We had a seminar with Juliet Laura  as will as two artists James Irwin and Kristina Pulejkova on Monday 12th December. James and Kristina showed us several digital visual projects with the research processes. These two artists both connect physical with digital reality through technology like computer programming.

One thing impressed me is that when James did the project ‘The RGB Spectrum’, he searched for the key words of his work online and found that another artist France Languérand had already got a similar outcomes, so James contacted Languérand and invited her to contribute her work to the show. It’s really interesting that although artists’ reasons for the the similar project were different, they share the researches and information in the visual fields. It provide me a approach of research that when go through my own projects, try to find if there anyone else who have done the similar works with mine and maybe I can glean some useful information from them. 

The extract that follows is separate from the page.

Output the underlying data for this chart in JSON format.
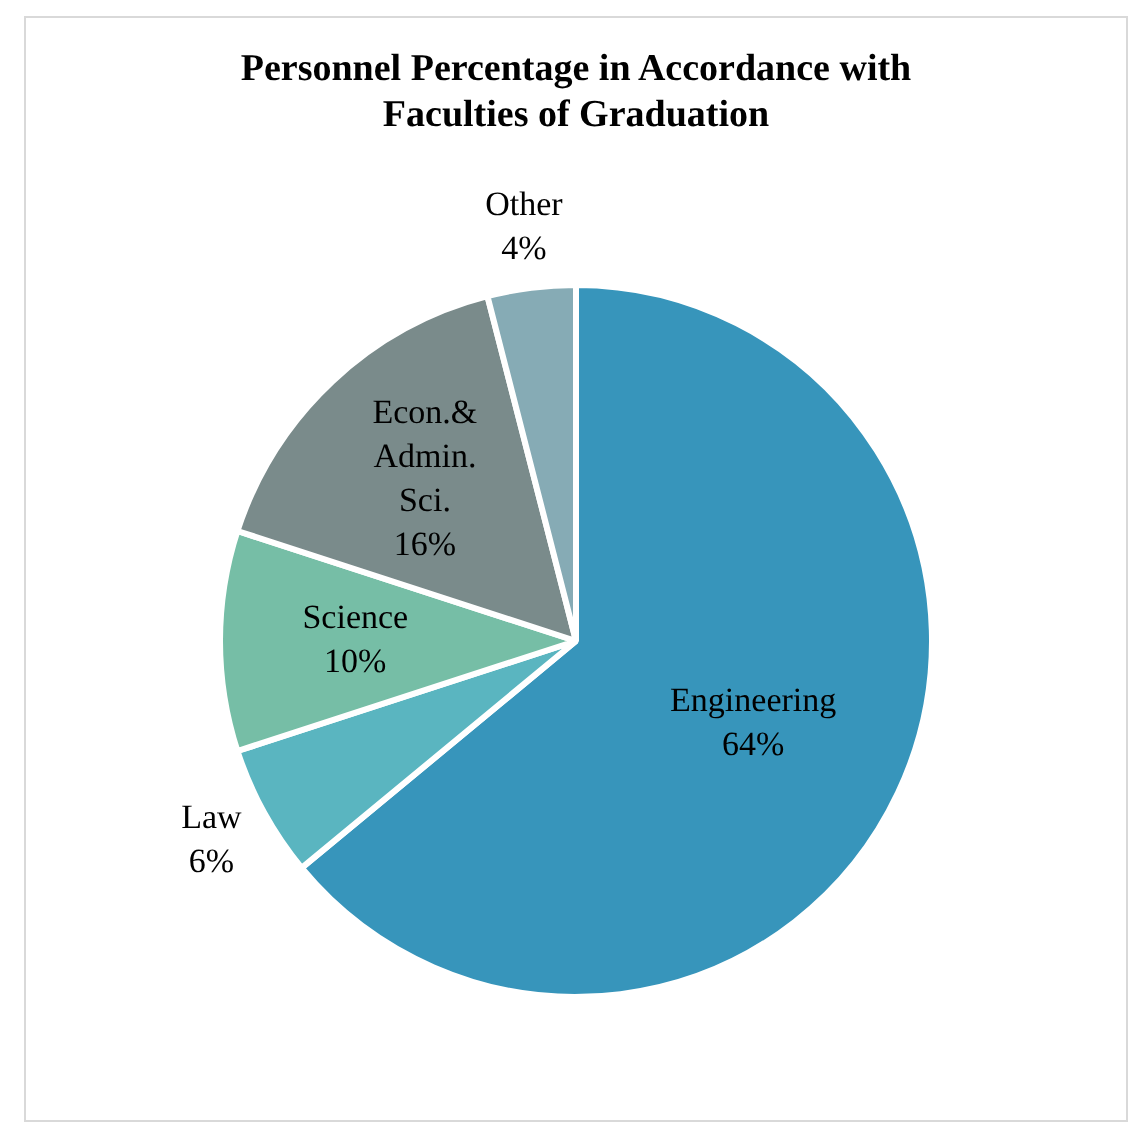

In addition, during the Q&A, Kristina mentioned that there is no necessary to show the solution or outcome within the research as a scientist do. As a artist, we just need to ongoing around the theme, don’t think too much about how to explain why we use this kind of colors and lines, it’s just our a kind of artistic practice. Besides, research is not only seeing what other people but also trying different materials, processes and getting thing together. This tip is kind of working to me. When I am doing a research, I normal be likely to focus on the outcomes ( forms) and ignore the experiments. Sometime the research could be my works.